CHRISTMAS CAKE
I have been cooking my Christmas cake in the solar oven for years. The cooking time in an Australian summer at my latitude is equivalent to the time it takes in a conventional oven, the house doesn’t heat up and we use free, non-polluting energy.
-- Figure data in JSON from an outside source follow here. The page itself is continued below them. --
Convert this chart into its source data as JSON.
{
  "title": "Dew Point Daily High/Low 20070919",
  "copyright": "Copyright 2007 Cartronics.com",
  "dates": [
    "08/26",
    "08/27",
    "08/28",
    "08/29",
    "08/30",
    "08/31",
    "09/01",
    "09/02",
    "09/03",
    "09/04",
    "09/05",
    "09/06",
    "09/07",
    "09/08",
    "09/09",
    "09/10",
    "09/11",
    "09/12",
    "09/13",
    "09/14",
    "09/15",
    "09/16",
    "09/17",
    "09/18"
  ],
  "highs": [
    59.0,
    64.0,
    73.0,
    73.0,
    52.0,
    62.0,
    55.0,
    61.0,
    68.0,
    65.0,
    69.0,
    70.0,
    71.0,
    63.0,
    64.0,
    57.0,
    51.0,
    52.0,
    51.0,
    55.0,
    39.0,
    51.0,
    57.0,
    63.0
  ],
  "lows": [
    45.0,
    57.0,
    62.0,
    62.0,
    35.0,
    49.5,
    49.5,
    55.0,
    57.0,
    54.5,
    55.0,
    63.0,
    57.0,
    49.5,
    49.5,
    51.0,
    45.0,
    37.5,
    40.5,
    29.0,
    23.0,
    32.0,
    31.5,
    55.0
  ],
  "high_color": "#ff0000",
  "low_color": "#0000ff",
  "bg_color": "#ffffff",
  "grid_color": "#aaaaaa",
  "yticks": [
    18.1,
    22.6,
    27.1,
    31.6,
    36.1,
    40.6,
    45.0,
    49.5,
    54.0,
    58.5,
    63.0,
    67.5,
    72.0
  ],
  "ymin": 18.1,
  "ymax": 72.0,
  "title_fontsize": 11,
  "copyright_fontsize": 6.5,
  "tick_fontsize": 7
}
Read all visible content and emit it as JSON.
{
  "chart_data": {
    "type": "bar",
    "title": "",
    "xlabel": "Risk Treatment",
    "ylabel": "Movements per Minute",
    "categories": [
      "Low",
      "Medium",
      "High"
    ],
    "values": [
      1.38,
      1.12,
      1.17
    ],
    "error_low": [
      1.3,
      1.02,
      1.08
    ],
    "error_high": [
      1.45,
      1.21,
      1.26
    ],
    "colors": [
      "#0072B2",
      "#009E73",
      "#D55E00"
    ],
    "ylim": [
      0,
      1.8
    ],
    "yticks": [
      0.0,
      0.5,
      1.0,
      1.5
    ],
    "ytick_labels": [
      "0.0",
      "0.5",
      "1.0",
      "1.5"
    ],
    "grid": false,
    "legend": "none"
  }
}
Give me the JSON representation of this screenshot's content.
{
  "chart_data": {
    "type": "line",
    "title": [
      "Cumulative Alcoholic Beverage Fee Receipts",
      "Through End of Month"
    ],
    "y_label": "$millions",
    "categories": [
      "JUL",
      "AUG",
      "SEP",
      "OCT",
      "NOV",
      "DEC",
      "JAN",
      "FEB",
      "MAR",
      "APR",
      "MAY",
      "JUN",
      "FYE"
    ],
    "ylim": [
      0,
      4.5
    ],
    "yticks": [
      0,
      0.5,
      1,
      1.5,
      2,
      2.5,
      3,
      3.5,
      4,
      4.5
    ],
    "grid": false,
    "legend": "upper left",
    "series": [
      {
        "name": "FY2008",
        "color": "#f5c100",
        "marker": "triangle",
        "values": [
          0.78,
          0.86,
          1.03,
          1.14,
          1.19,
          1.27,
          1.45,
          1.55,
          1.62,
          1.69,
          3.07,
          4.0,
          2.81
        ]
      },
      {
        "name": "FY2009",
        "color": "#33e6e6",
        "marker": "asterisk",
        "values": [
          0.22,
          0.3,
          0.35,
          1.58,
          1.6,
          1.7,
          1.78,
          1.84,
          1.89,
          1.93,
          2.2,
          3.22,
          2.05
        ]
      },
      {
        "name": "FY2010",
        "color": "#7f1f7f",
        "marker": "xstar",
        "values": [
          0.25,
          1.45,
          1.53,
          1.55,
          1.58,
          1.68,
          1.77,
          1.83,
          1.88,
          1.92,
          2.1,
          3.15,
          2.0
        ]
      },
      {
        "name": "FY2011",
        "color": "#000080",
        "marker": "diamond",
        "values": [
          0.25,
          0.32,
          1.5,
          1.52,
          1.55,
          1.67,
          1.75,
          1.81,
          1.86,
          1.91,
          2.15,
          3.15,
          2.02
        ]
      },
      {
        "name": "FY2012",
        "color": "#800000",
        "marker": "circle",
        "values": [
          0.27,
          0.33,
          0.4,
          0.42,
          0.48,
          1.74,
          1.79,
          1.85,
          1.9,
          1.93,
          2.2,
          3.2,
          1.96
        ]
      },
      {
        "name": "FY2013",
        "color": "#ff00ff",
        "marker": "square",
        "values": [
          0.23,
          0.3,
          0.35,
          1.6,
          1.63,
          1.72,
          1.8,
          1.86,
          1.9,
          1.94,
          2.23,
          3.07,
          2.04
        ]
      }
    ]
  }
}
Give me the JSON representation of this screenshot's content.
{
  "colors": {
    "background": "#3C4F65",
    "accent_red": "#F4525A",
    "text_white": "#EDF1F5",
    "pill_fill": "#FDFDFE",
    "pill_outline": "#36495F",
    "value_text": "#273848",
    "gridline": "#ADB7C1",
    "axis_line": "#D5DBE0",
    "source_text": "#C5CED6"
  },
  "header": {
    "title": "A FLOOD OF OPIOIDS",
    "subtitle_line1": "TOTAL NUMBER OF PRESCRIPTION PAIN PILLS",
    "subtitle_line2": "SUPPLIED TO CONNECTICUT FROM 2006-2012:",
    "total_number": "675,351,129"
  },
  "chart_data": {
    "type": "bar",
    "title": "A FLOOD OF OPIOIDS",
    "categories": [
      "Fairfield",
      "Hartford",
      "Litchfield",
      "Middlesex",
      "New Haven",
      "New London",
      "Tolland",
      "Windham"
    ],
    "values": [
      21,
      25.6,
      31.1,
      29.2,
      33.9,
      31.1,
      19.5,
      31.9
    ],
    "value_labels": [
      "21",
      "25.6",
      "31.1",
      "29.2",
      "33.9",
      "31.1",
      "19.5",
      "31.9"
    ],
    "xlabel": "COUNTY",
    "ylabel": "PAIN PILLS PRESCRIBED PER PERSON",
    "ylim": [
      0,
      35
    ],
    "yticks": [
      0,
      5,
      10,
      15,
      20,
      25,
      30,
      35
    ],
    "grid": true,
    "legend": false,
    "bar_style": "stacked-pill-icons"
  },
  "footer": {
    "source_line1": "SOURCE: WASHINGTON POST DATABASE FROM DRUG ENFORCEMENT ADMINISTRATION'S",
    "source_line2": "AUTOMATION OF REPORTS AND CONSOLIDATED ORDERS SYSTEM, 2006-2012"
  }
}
Made with love and no extra packaging!!
FRUIT
375g raisins
375g sultanas
125g mixed peel
125g glace cherries
60g dates
60g pitted prunes
3Tbs brandy or rum
3Tbs sherry
CAKE MIXTURE
250g butter
¾ cup brown sugar
Grated rind of 1 lemon
1 Tbs golden syrup
2 Tbs marmalade
5 eggs
2 ½ cups of plain flour
1 tsp mixed spice
1 tsp cinnamon
¼ tsp salt
60g blanched almonds
Extra almonds
Extra brandy
Method
1. Chop fruit into small pieces and soak in sherry and brandy overnight
2. Soften or melt butter in solar oven
3. Beat in the sugar and lemon rind
4. Add golden syrup, marmalade and beat in one egg at a time
5. Add 1 Tbs flour.
6. Add mixed flour, salt and spices alternately with fruit and almonds
7. Spoon mixture into a lined and oiled 20cm square tin.
8. Pat the top smooth with a wet hand.
9. Settle the mixture by letting it drop 20 cm to a flat surface
10. Arrange almond decoratively
11. Place in the solar oven in good sunny spot on a still day by 11 am EST Summer for about 3 – 4 hours, checking orientation.
Note: A traditional way of checking whether a cake is cooked is to put a straw or fork into the middle of the cake, if it comes away clean it is cooked and if it comes away with crumbs the cake needs more cooking.